Going Through Old Notebooks Part 11: What The River Brings
I started taking long walks along the river every day in the spring of 2021, after something terrible had happened.
I started taking long walks along the river every day in the spring of 2021, after something terrible had happened. At first I thought I would walk all the way to the Eiffel Tower and back, but most days I didn’t. Most days I cut the journey short by a handful of bridges, crossing over at the Pont Alexandre III, with its sculpted cattails, cavorting water nymphs, and gilded salamanders. Then I made my way back along the other bank.

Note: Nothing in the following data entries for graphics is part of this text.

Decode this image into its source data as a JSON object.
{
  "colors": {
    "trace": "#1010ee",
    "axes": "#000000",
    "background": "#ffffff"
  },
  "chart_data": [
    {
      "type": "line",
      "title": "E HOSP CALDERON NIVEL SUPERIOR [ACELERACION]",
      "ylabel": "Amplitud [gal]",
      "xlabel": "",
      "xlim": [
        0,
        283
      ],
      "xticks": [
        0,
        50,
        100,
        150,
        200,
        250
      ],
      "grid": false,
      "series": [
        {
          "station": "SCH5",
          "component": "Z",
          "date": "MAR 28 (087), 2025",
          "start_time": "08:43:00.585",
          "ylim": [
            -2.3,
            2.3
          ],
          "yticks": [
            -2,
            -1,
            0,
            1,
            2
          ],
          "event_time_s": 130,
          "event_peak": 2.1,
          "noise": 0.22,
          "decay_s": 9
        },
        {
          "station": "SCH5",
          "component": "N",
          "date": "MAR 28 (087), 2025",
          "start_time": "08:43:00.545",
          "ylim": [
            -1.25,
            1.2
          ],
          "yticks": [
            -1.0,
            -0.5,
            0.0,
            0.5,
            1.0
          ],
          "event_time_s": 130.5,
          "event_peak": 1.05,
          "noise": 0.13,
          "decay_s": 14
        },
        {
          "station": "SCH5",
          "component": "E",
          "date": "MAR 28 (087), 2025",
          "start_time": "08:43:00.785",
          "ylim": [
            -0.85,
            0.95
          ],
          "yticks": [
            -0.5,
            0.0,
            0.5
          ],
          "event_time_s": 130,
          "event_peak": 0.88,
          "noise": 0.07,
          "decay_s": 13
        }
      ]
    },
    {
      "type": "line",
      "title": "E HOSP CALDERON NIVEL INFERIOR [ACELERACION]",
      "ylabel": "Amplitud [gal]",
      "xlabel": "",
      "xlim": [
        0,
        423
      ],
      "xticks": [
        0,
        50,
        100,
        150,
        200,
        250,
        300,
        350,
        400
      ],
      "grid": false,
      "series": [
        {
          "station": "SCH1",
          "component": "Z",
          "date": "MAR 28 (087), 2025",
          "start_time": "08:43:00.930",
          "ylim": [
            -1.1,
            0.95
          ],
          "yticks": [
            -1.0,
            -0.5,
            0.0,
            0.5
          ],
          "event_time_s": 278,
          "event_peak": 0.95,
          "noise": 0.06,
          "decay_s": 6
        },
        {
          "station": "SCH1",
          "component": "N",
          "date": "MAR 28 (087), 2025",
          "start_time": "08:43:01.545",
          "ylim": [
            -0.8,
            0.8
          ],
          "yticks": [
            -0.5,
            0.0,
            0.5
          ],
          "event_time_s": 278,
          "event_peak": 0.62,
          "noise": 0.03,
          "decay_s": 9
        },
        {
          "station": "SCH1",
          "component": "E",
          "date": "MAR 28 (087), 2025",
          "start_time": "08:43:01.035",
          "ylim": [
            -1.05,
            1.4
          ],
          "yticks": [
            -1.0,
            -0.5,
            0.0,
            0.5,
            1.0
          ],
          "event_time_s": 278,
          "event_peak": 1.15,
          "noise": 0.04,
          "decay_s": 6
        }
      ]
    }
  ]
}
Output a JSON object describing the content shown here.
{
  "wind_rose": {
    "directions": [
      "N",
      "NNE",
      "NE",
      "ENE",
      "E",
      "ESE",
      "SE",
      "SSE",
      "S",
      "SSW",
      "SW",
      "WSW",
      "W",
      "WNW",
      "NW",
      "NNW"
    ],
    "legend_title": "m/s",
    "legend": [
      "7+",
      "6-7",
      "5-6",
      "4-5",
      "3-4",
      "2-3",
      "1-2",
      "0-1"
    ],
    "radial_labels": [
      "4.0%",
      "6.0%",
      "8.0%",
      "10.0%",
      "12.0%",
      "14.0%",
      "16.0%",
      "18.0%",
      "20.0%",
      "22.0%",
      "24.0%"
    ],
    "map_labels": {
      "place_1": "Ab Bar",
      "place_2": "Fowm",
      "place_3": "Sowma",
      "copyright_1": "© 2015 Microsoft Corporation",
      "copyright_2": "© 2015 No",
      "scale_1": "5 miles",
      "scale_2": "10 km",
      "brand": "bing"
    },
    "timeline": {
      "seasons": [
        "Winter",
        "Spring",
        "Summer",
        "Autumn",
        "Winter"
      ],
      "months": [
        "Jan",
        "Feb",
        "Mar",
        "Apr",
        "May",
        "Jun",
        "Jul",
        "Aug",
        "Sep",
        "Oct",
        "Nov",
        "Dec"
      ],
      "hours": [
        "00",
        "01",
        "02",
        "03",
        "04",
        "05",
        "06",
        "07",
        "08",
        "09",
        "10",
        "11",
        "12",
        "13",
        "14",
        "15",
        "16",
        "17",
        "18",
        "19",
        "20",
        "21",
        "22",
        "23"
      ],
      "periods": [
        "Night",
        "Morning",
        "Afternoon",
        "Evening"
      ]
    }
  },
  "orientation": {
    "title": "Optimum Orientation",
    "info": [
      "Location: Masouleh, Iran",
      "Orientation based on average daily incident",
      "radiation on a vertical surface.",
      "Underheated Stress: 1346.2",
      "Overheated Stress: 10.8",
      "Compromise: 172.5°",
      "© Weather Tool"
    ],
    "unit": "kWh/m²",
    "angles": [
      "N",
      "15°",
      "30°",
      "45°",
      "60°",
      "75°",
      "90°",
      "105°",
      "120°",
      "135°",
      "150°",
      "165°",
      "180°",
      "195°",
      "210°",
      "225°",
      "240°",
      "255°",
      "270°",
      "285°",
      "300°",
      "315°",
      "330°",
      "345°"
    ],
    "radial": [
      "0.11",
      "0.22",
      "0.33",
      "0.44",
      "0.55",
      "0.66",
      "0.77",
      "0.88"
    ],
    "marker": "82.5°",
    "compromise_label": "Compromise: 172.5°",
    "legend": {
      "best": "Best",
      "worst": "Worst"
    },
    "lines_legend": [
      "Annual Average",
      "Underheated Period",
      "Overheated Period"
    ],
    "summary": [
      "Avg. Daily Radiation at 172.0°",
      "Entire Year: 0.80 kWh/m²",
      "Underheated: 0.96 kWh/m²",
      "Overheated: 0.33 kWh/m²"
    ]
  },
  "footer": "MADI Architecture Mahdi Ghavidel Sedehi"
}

I came to occupy myself with the goings-on of the river, to slip into the stream of lovers and joggers, urban fishermen, and skateboarders practicing tricks. There was almost no boat traffic, due to the lockdown, and so you could walk for hours without a boat passing or the waves that they create. As a result, the water grew so still that you could see right down to the bottom in places, to the waving river grasses and sunken shopping carts, these secrets of the Seine, the metal crowd-control barriers thrown in at some point, which had turned into algae gardens, reef systems. You could see small fishes darting in and out down there amidst the green.
The previous spring, during the first lockdown, there had been a plethora of mud-caked city bikes and drowned rental scooters thrown down there as well, suddenly visible. These were mostly the ones with bright green accents, which can be rented with an app or a code or whatever. Most of these were pulled out and piled up by the end of that first summer, and sat in rusted heaps, like ships raised from the deep, brown and deathly on the cobbled quais, before finally being disposed of. There had been a whole unseen world down there of lost things, ruined things, hidden by the constant surface disturbance of activity.
Now that the surface was stilled, a different, older world was starting to emerge. Plants used to fighting with the waves were suddenly unmolested, free to grow up to the surface, spread out there, and do their best Monet impression, blooming, sprouting water lilies. Yellow iris grew from cracks in the stones along the river’s edge.